Un fantasma recorre nuestro mundo actual, sus gritos retumban en mis oídos, las multitudes lo siguen. ¿Detrás de qué van? – De una ficción, de un deseo fundamental, detrás de un nada concreto, de una ilusión. ¿ O es algo más que eso, más que un fantasma? ¿Un juego de Parqué? ¿Un rifirrafe entre el poder y los intereses?
Se trata del fantasma llamado La Nación. Pero… ¿Qué Nación?

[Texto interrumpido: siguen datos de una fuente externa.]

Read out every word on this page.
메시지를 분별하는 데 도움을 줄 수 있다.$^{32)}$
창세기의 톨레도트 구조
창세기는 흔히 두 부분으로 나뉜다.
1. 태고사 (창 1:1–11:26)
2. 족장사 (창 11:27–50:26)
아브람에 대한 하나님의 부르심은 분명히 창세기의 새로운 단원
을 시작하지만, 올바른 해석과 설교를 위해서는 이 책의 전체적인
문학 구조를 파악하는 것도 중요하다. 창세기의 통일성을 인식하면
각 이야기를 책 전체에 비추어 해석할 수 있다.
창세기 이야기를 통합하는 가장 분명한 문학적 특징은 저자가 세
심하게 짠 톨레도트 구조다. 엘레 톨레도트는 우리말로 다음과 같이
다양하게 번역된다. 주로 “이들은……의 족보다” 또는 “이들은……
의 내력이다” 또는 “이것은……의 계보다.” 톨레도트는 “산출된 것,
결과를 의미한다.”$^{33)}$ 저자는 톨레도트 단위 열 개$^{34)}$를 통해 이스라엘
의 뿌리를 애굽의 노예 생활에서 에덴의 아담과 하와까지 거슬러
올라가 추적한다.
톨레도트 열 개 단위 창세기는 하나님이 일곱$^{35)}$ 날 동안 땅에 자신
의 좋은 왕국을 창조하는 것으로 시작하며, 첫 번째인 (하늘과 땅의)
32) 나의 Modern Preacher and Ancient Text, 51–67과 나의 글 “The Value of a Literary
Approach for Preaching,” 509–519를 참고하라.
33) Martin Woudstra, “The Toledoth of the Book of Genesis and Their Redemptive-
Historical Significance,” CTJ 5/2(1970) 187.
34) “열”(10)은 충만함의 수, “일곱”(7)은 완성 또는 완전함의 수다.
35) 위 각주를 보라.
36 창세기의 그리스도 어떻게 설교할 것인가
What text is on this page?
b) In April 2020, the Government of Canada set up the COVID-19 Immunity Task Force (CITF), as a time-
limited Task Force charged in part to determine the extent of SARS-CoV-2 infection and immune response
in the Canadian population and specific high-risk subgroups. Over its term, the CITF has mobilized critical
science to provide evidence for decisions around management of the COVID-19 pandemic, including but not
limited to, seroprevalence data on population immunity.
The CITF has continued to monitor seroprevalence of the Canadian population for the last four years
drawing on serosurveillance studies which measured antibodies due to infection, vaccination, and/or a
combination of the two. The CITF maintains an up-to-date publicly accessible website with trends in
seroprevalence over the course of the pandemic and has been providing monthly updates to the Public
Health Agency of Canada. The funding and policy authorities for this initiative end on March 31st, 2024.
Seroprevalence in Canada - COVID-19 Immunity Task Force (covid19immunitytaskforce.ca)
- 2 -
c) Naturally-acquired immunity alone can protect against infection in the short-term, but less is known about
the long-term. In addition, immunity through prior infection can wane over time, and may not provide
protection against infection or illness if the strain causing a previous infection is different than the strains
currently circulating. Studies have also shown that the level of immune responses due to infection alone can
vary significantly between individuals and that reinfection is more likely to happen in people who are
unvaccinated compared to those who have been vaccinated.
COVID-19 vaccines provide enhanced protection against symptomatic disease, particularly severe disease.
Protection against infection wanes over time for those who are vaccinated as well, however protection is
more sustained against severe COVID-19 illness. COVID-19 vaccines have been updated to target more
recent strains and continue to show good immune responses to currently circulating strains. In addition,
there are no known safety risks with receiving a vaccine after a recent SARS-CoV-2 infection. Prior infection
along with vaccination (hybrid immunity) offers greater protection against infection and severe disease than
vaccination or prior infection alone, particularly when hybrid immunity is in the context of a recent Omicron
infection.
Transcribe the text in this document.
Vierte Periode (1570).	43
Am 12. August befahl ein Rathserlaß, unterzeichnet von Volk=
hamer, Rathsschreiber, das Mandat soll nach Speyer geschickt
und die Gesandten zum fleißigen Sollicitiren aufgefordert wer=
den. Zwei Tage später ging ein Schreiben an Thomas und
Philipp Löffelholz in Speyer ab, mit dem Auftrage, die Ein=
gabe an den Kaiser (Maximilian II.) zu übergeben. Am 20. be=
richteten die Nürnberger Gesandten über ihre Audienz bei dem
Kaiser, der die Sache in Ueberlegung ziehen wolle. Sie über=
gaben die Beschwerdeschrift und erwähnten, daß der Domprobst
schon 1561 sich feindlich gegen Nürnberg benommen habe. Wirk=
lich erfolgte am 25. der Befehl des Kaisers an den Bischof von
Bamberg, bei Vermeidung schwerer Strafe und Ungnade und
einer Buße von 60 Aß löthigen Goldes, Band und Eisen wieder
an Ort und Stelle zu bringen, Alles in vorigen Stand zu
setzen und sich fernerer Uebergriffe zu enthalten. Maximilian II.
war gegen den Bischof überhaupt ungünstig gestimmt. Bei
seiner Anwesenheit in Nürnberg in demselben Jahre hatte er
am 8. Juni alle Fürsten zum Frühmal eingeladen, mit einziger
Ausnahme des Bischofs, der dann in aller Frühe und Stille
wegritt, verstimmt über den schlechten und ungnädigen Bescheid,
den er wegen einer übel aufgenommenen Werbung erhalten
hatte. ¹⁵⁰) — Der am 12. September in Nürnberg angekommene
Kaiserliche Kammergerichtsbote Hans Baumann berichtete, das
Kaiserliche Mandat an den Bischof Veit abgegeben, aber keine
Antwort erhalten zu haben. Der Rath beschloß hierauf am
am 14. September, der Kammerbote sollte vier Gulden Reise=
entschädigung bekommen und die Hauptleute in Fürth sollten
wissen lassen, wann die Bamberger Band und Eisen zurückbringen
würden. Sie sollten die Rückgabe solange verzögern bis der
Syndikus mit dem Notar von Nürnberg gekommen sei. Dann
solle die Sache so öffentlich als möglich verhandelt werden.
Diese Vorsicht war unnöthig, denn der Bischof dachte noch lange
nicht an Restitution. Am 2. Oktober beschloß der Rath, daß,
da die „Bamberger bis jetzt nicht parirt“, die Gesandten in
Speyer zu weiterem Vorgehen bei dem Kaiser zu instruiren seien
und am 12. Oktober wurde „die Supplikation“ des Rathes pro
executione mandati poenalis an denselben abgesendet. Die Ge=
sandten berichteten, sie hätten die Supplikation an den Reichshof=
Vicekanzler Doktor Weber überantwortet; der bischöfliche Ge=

Desde Platón y Aristóteles, hace miles de años se reconoce y se describe el ‘fenómeno’ social; como animal social el hombre requiere de la vida en sociedad para sobrevivir; es decir es un ‘zoon politicón’. Todos requerimos la convivencia, precisamos de los vecinos y de su conversación. Más aún necesitamos de paisajes, climas, historias en común, buscamos ‘patria’. Es el destino, simple y complicado como todo lo que es humano: nos unimos y nos separamos formando etnias, culturas, razas – amando a unos y odiando a otros, tal nos ordena el instinto que nos habita. “Así somos” y lo confirman con resignación pensadores famosos: desde Vico, Herder, Saint-Simon, Hegel y Marx.
Y ha sido Saint- Simon (el único) que ha definido tal como algo más que un destino práctico, material, histórico: su función es esotérica, tal vez rozando carácter de religión: A partir de cierto nivel organizativo de la sociedad brota la ‘Nación’. Numerosos son los soberanos cuyo soberanía constituye el origen de ‘la Nación’.
Sucedió primero en Europa Occidental Medieval al formarse como naciones España, Francia e Inglaterra. Y siglos más tarde verían la luz Italia, Alemania y otras más allá en el Este de Europa. En un principio careció de teorización; ella sólo llegaría con la Revolución Francesa y la independencia de EEUU.
(Ni en la filosófica Grecia, ni en el Impero Romano se conoció, sólo brotaron signos precoces de esa formación política y social.)